NEW YORK - The New York City Employees Retirement System should consider investments in new media, technology/biomedical, real estate, health care/managed care and financial and business services, according to its consultant.
Pacific Corporate Group, alternative investment consultant to the $45 billion fund, said the investments would help the fund expand its targeted investment program.
NYCERS' targeted investment program has been limited so far to financing residential construction in New York City.
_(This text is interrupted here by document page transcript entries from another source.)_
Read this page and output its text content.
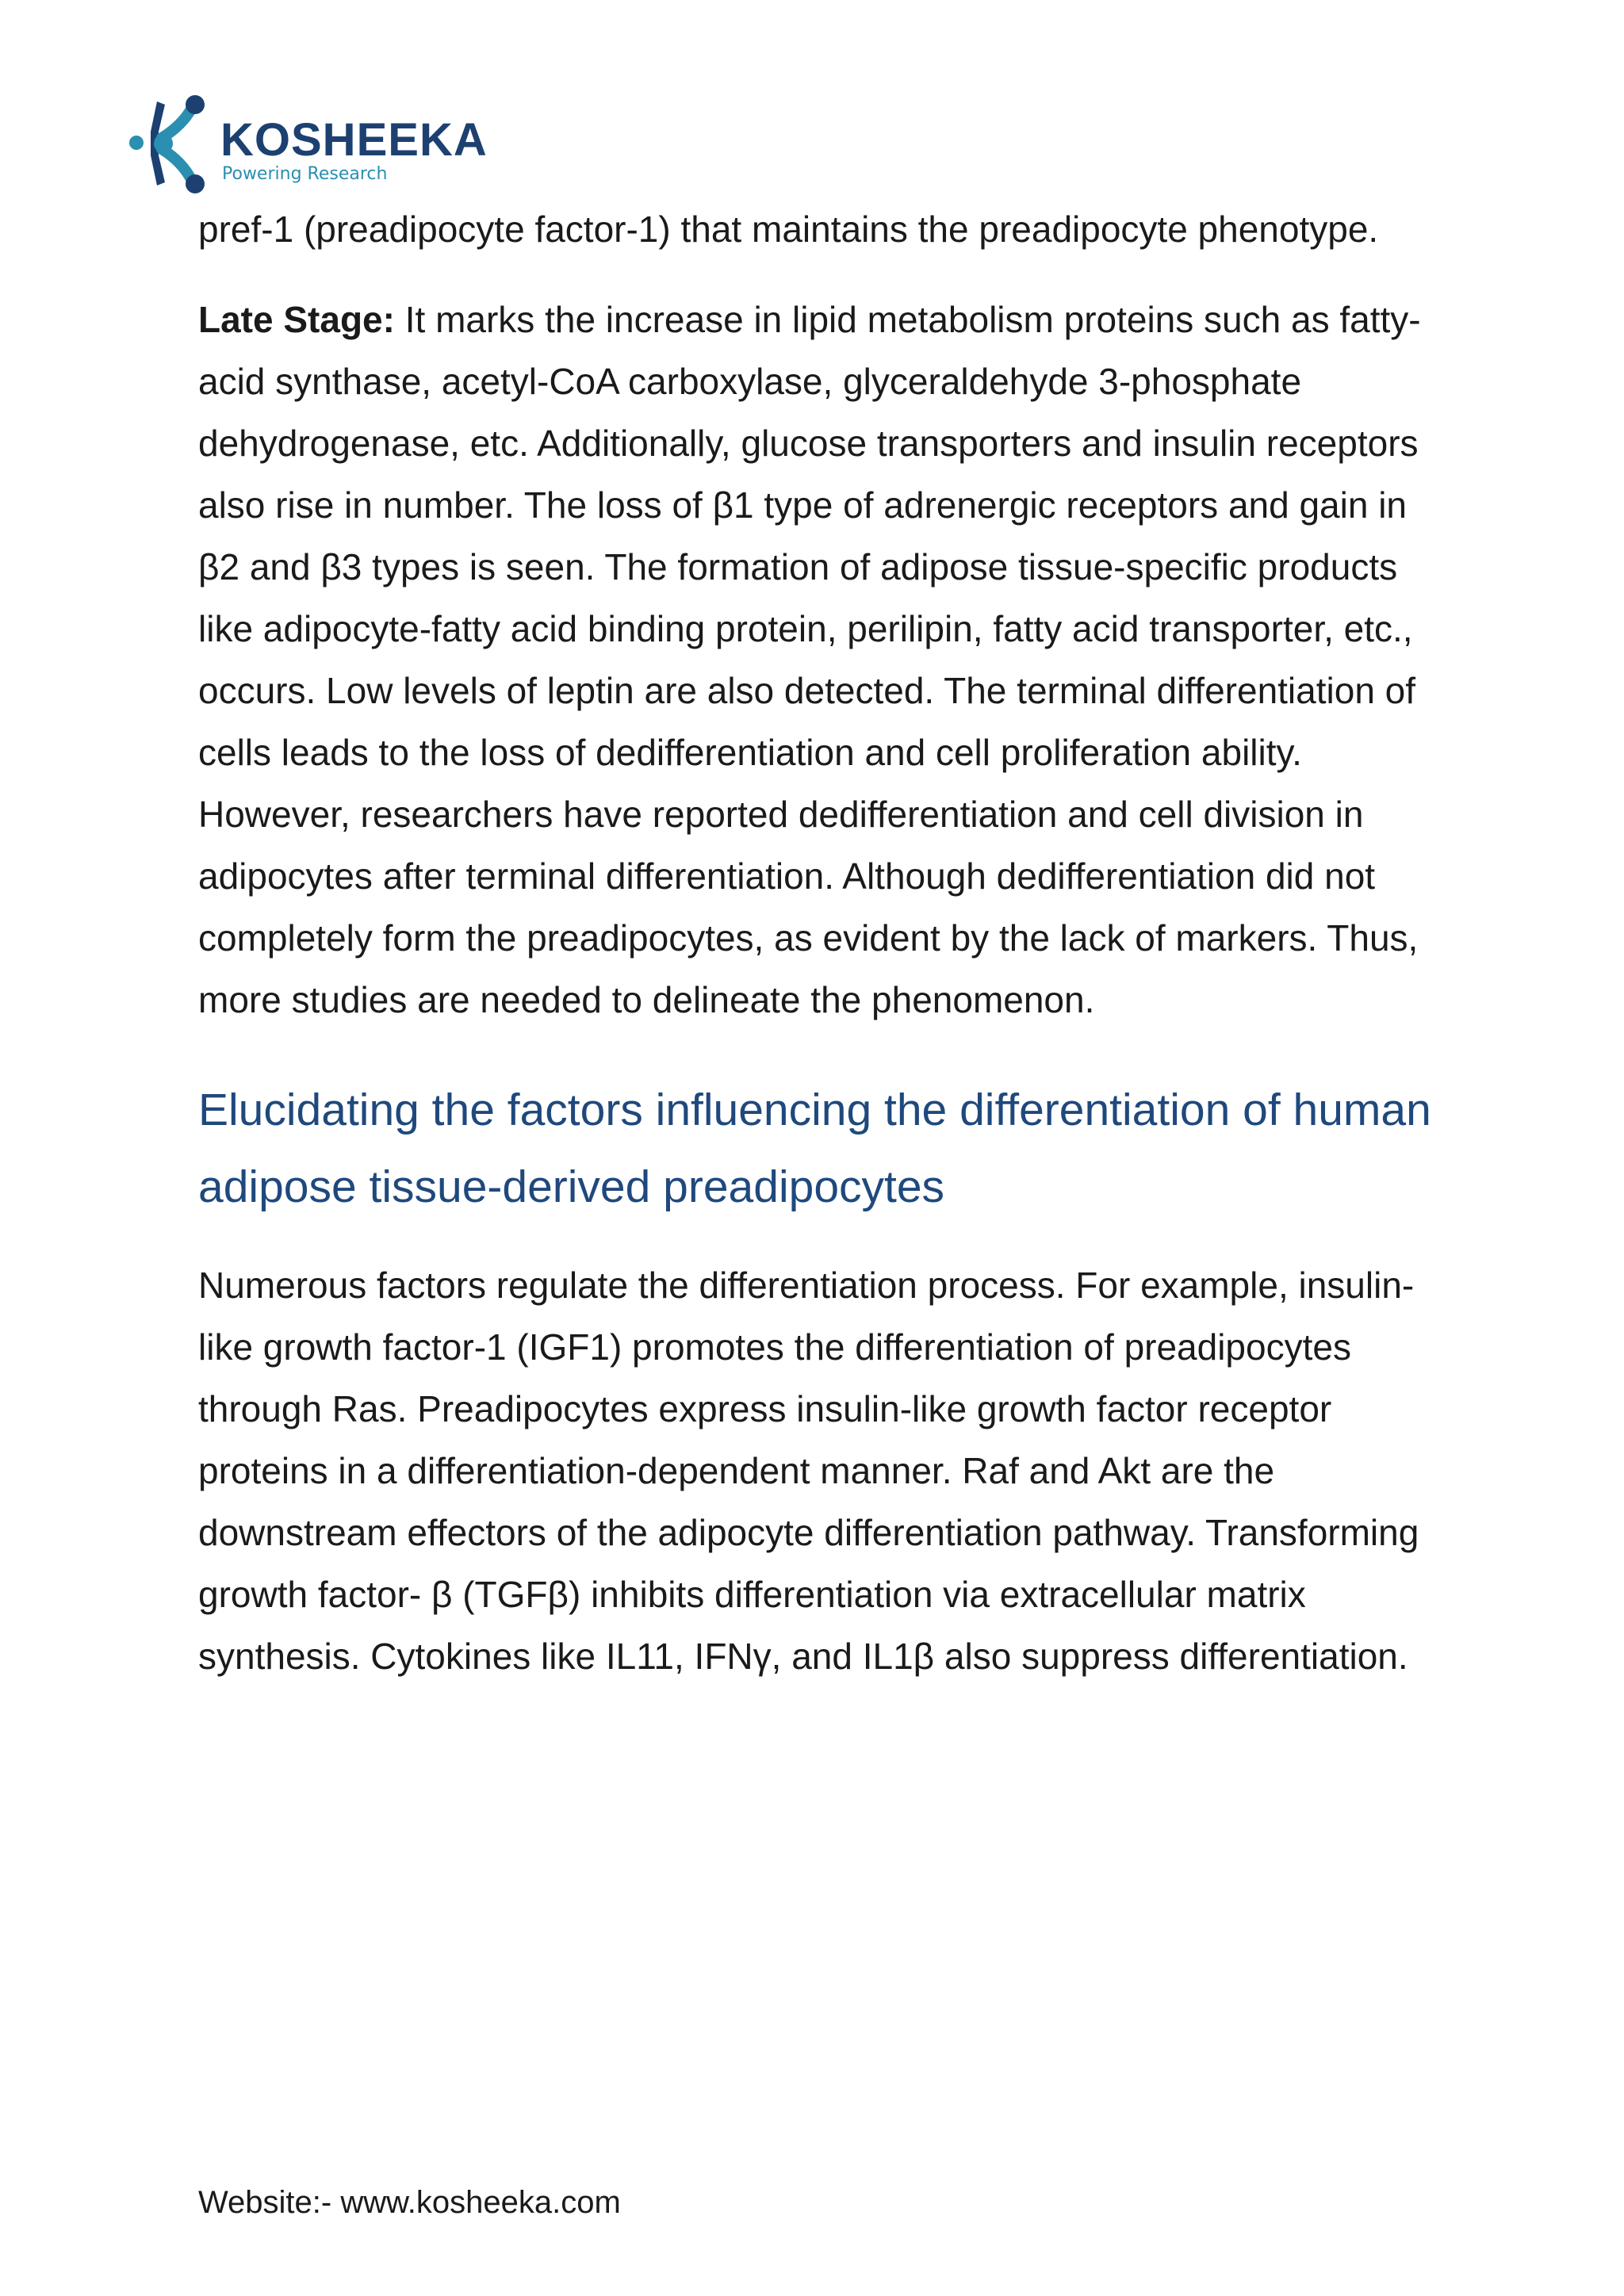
KOSHEEKA
Powering Research

pref-1 (preadipocyte factor-1) that maintains the preadipocyte phenotype.

Late Stage: It marks the increase in lipid metabolism proteins such as fatty-acid synthase, acetyl-CoA carboxylase, glyceraldehyde 3-phosphate dehydrogenase, etc. Additionally, glucose transporters and insulin receptors also rise in number. The loss of β1 type of adrenergic receptors and gain in β2 and β3 types is seen. The formation of adipose tissue-specific products like adipocyte-fatty acid binding protein, perilipin, fatty acid transporter, etc., occurs. Low levels of leptin are also detected. The terminal differentiation of cells leads to the loss of dedifferentiation and cell proliferation ability. However, researchers have reported dedifferentiation and cell division in adipocytes after terminal differentiation. Although dedifferentiation did not completely form the preadipocytes, as evident by the lack of markers. Thus, more studies are needed to delineate the phenomenon.

Elucidating the factors influencing the differentiation of human adipose tissue-derived preadipocytes

Numerous factors regulate the differentiation process. For example, insulin-like growth factor-1 (IGF1) promotes the differentiation of preadipocytes through Ras. Preadipocytes express insulin-like growth factor receptor proteins in a differentiation-dependent manner. Raf and Akt are the downstream effectors of the adipocyte differentiation pathway. Transforming growth factor- β (TGFβ) inhibits differentiation via extracellular matrix synthesis. Cytokines like IL11, IFNγ, and IL1β also suppress differentiation.

Website:- www.kosheeka.com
The report advised the trustees to "maintain targeted investment focus as key driver of (the) program expansion," and "maintain flexibility and creativity - avoid prematurely limiting options."
Trustees hired Pacific Corporate last year to develop a plan to increase the system's investment in alternatives.
CalPERS softens stance
on hiring policy
SACRAMENTO, Calif. - The California Public Employees' Retirement System approved an exception to its existing policy on minority and women contracting requirements for the $110 billion fund's RFP for U.S. equity money managers.
The exception requires managers to meet the minority/women/disabled veteran requirements only if hired. Previously, managers had to meet the requirements to be finalists in the selection process. The RFP involves more than $6 billion in domestic equity assets.
Chicago Teachers putting
more into real estate
CHICAGO - The Public School Teachers Pension & Retirement Fund of Chicago approved investing an additional $10 million with Schroder Real Estate Associates.
The money will be placed with Schroder's CII Fund, which is a real estate fund. The pension fund has about $20 million in Schroders C Fund. Assets will come from large-cap equity and core index fund investments, where the $7.28 billion fund is overweighted; no managers will be terminated. Mercer Investment Consulting assisted.
Separately, the board changed its investment policy and will allow active fixed-income managers to invest in Rule 144(a) securities. The securities would be subject to the same guidelines as corporate securities.
Republicans submit piece
of pension package
WASHINGTON - The Senate Republican Retirement Task Force unveiled its first piece of pension package legislation.
The first bill would let homemakers set aside $2,000 a year in tax-deductible IRAs; let those returning to work from maternity or paternity leave make catch-up payments to their retirement plans; and let those who quit to rear children make up to 18 years of payments to their retirement plans after they return to work.
The bill is sponsored by 16 Republican senators, including Majority Leader Trent Lott from Mississippi, Senate Finance Committee Chairman William V. Roth, Jim Jeffords of Vermont and Judd Gregg of New Hampshire.
PBGC takes action
on 2 companies' plans
WASHINGTON - The Pension Benefit Guaranty Corp. is taking over the Memorex-Telex Corp. pension plan.
Memorex-Telex, Irving, Texas, was sold to various companies as part of its bankruptcy liquidation. None of the purchasers plans to continue the pension plan, which has assets of $55.9 million and liabilities of $82.4 million, and covers nearly 4,000 workers and pensioners.
The company froze the pension plan in 1994 and terminated it Dec. 31. The company closed March 31.
The PBGC also hammered out an agreement to shore up three Del Monte Corp. pension funds.
Del Monte, San Francisco, will contribute $55 million in cash over five years.
The company has $260 million in assets and $350 million in liabilities in the three plans, which cover more than 6,700 workers and retirees in eight states. Most of the company is being purchased by Texas Pacific Group, Fort Worth, Texas, and other investors through a leveraged buy-out.
Income tax replacement
studied in Cato report
WASHINGTON - Replacing the nation's income tax system with a 15% national sales tax would benefit the economy and raise the standard of living, according to a new Cato Institute study by David R. Burton and Dan R. Mastromarco.
Messrs. Burton and Mastromarco say their national sales tax proposal would exempt low-income Americans and replace the individual, corporate income tax, as well as capital gains tax, estate and gift tax, and non-trust fund excise taxes, while raising the same amount of revenue.
"More than 100 million Americans who are not business owners or self-employed would no longer have to file tax returns," they say in their study.
Oklahoma fund completes
OKLAHOMA CITY - The $3.4 billion Oklahoma Public Employees' Retirement System will terminate a $170 million fixed-income portfolio managed by Nicholas-Applegate Capital Management and shift the assets to Firstar Investment Research & Management.
Steve Edmonds, executive director, said the action is part of a reallocation to eliminate intermediate-term fixed income and increase core bonds.
The shift will increase the fund's core fixed-income assets to about $600 million, all managed by Firstar.